Background: In 2006, Brighton Hospital (Brighton, Michigan), a comprehensive substance abuse treatment facility, began observing increasing admissions who reported a history of bariatric surgery. Data on the magnitude of this postoperative outcome is lacking. The hospital instituted procedures to better track this variable in the electronic medical records at admission to estimate the prevalence of bariatric surgery history among substance abuse treatment admissions.
Methods: The data analyzed for the present report included the electronic medical record data obtained from 7199 patients admitted from 2006 to 2009 and the chart review data from 54 bariatric patients and 54 controls.

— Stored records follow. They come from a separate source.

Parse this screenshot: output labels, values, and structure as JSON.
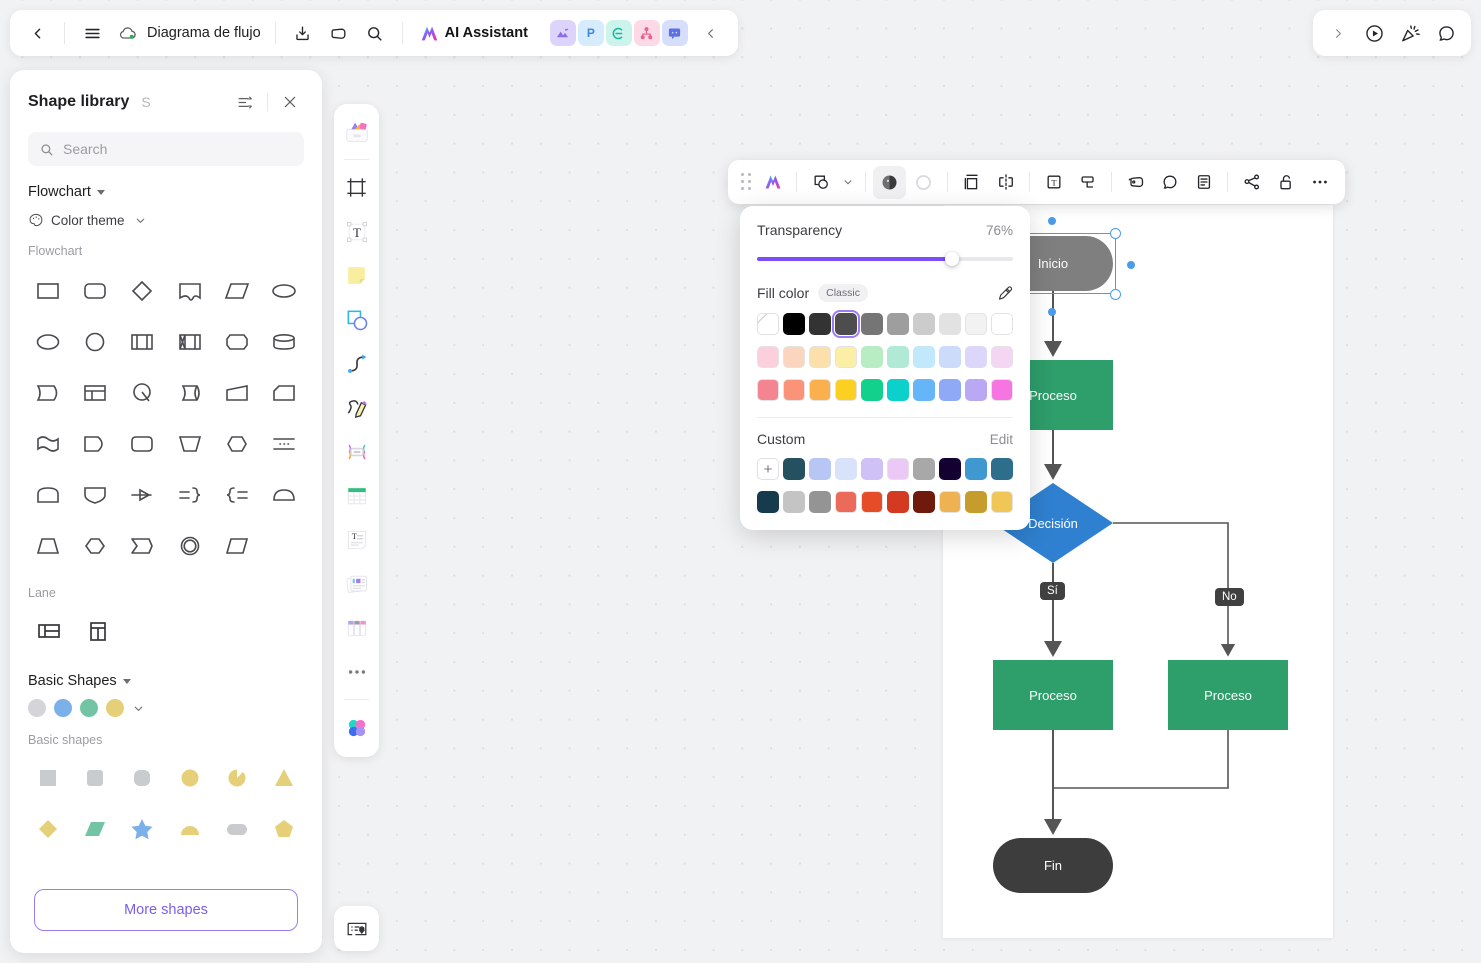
{
  "topbar": {
    "back_label": "Back",
    "menu_label": "Menu",
    "doc_title": "Diagrama de flujo",
    "download_label": "Download",
    "tag_label": "Tag",
    "search_label": "Search",
    "ai_label": "AI Assistant",
    "collapse_label": "Collapse",
    "apps": [
      {
        "name": "image-app",
        "glyph": "",
        "bg": "#ddd4fb",
        "fg": "#8b6ee8"
      },
      {
        "name": "presentation-app",
        "glyph": "P",
        "bg": "#d6ecfd",
        "fg": "#3f86d6"
      },
      {
        "name": "mindmap-app",
        "glyph": "",
        "bg": "#cdf4ec",
        "fg": "#16b79a"
      },
      {
        "name": "orgchart-app",
        "glyph": "",
        "bg": "#fcd9e4",
        "fg": "#e8638d"
      },
      {
        "name": "comment-app",
        "glyph": "",
        "bg": "#d7defb",
        "fg": "#5b72e0"
      }
    ]
  },
  "topright": {
    "expand_label": "Expand",
    "present_label": "Present",
    "celebrate_label": "Celebrate",
    "comment_label": "Comment"
  },
  "panel": {
    "title": "Shape library",
    "shortcut": "S",
    "sort_label": "Sort",
    "close_label": "Close",
    "search": {
      "placeholder": "Search",
      "value": ""
    },
    "category": "Flowchart",
    "color_theme": "Color theme",
    "group_flowchart": "Flowchart",
    "group_lane": "Lane",
    "basic_shapes_select": "Basic Shapes",
    "group_basic_shapes": "Basic shapes",
    "more_shapes": "More shapes",
    "flowchart_shapes": [
      "rectangle",
      "rounded-rectangle",
      "diamond",
      "callout-banner",
      "parallelogram",
      "oval-wide",
      "ellipse",
      "circle",
      "predefined-process",
      "internal-storage",
      "terminator-flat",
      "database",
      "curved-left-card",
      "table-card",
      "manual-operation-q",
      "direct-data",
      "trapezoid-right",
      "cut-corner-note",
      "document",
      "delay",
      "stadium-hexagon",
      "manual-input-trapezoid",
      "hexagon",
      "dashed-divider",
      "dome-top",
      "shield-down",
      "arrow-marker",
      "merge-right-brace",
      "split-left-brace",
      "half-dome",
      "trapezoid-down",
      "hexagon-tall",
      "chevron-flag",
      "double-circle",
      "skewed-rect"
    ],
    "lane_shapes": [
      "horizontal-lane",
      "vertical-lane"
    ],
    "theme_dots": [
      "#d3d5d8",
      "#7cb0e8",
      "#72c4a4",
      "#e5cf78"
    ],
    "basic_shape_items": [
      {
        "name": "square",
        "fill": "#c9cbce"
      },
      {
        "name": "rounded-square",
        "fill": "#c9cbce"
      },
      {
        "name": "rounded-square-lg",
        "fill": "#c9cbce"
      },
      {
        "name": "circle",
        "fill": "#e5cf78"
      },
      {
        "name": "pie",
        "fill": "#e5cf78"
      },
      {
        "name": "triangle",
        "fill": "#e5cf78"
      },
      {
        "name": "diamond",
        "fill": "#e5cf78"
      },
      {
        "name": "parallelogram",
        "fill": "#72c4a4"
      },
      {
        "name": "star",
        "fill": "#7cb0e8"
      },
      {
        "name": "semicircle",
        "fill": "#e5cf78"
      },
      {
        "name": "pill",
        "fill": "#c9cbce"
      },
      {
        "name": "pentagon",
        "fill": "#e5cf78"
      }
    ]
  },
  "rail": {
    "items": [
      "shape-library-tool",
      "frame-tool",
      "text-tool",
      "sticky-note-tool",
      "shapes-tool",
      "connector-tool",
      "pen-tool",
      "table-connector-tool",
      "table-tool",
      "text-card-tool",
      "card-stack-tool",
      "kanban-tool",
      "more-tools"
    ],
    "color_tool": "color-palette-tool",
    "bottom_tool": "presentation-frame-tool"
  },
  "shapebar": {
    "drag_label": "Drag handle",
    "items": [
      "ai-sparkle-icon",
      "shape-swap-icon",
      "chevron-down-icon",
      "fill-color-icon",
      "line-color-icon",
      "layout-icon",
      "flip-icon",
      "text-format-icon",
      "edge-style-icon",
      "tag-icon",
      "comment-bubble-icon",
      "note-icon",
      "connect-icon",
      "lock-icon",
      "more-options-icon"
    ]
  },
  "colorpop": {
    "transparency_label": "Transparency",
    "transparency_value": "76%",
    "transparency_percent": 76,
    "fill_label": "Fill color",
    "classic_label": "Classic",
    "eyedropper_label": "Pick color",
    "custom_label": "Custom",
    "edit_label": "Edit",
    "add_label": "+",
    "selected_index": 3,
    "classic_row1": [
      "none",
      "#000000",
      "#333333",
      "#4d4d4d",
      "#757575",
      "#9e9e9e",
      "#cccccc",
      "#e2e2e2",
      "#f2f2f2",
      "#ffffff"
    ],
    "classic_row2": [
      "#fbd0dc",
      "#fbd5bd",
      "#fbe0ab",
      "#fbefa5",
      "#b8edc3",
      "#b0ead6",
      "#c2e9fb",
      "#ccdbf9",
      "#ddd6fb",
      "#f5d6f2"
    ],
    "classic_row3": [
      "#f4848f",
      "#fb9378",
      "#fbb04e",
      "#fbd020",
      "#12d18c",
      "#0bd0cc",
      "#66b5f8",
      "#8fa9f6",
      "#bba8f4",
      "#f774e3"
    ],
    "custom_row1": [
      "#24505f",
      "#b7c6f4",
      "#d8e2fa",
      "#cfc0f6",
      "#ecc8f7",
      "#a8a8a8",
      "#140031",
      "#3f99d0",
      "#2c6e8c"
    ],
    "custom_row2": [
      "#163b4d",
      "#c4c4c4",
      "#949494",
      "#ec6a59",
      "#e74c28",
      "#d43a21",
      "#701a0e",
      "#eeb253",
      "#c69c2c",
      "#f0c757"
    ]
  },
  "flow": {
    "nodes": [
      {
        "id": "inicio",
        "label": "Inicio",
        "shape": "terminator",
        "fill": "#7f7f7f",
        "selected": true
      },
      {
        "id": "proc1",
        "label": "Proceso",
        "shape": "process",
        "fill": "#2e9e6b",
        "selected": false
      },
      {
        "id": "dec",
        "label": "Decisión",
        "shape": "decision",
        "fill": "#2f80d0",
        "selected": false
      },
      {
        "id": "proc2",
        "label": "Proceso",
        "shape": "process",
        "fill": "#2e9e6b",
        "selected": false
      },
      {
        "id": "proc3",
        "label": "Proceso",
        "shape": "process",
        "fill": "#2e9e6b",
        "selected": false
      },
      {
        "id": "fin",
        "label": "Fin",
        "shape": "terminator",
        "fill": "#3d3d3d",
        "selected": false
      }
    ],
    "edge_labels": [
      {
        "id": "yes",
        "label": "Sí"
      },
      {
        "id": "no",
        "label": "No"
      }
    ]
  }
}
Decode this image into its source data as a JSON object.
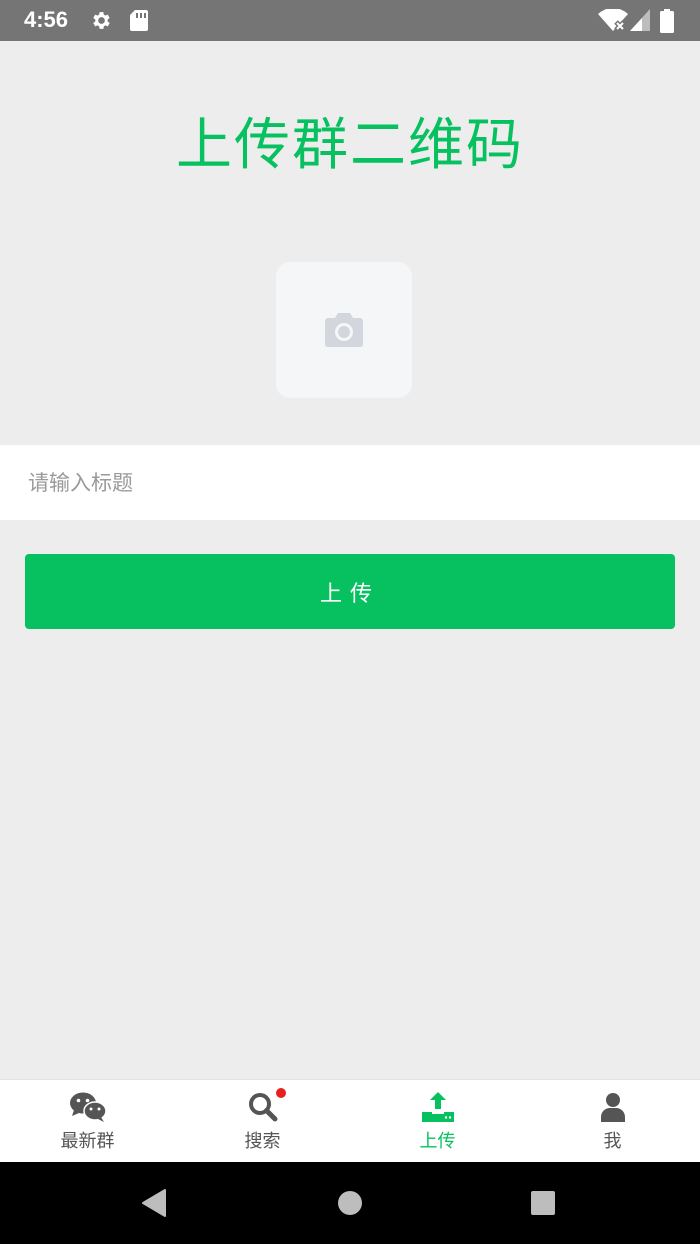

Results: The findings suggested that 2-6% of recent admissions were positive for a bariatric surgery history. The substance abuse treatment patients with a bariatric surgery history were significantly more likely to be women and nonsmokers. The bariatric and nonbariatric patients were equally likely to have been diagnosed with alcohol dependence; however, bariatric patients were significantly more likely to also have a diagnosis of alcohol withdrawal. Relative to the matched control cases, the alcohol-dependent bariatric patients reported consuming a significantly greater maximum quantity of drinks per drinking day.
Conclusion: A bariatric surgery history might be overrepresented in substance use programs and such patients' recovery efforts might pose unique challenges.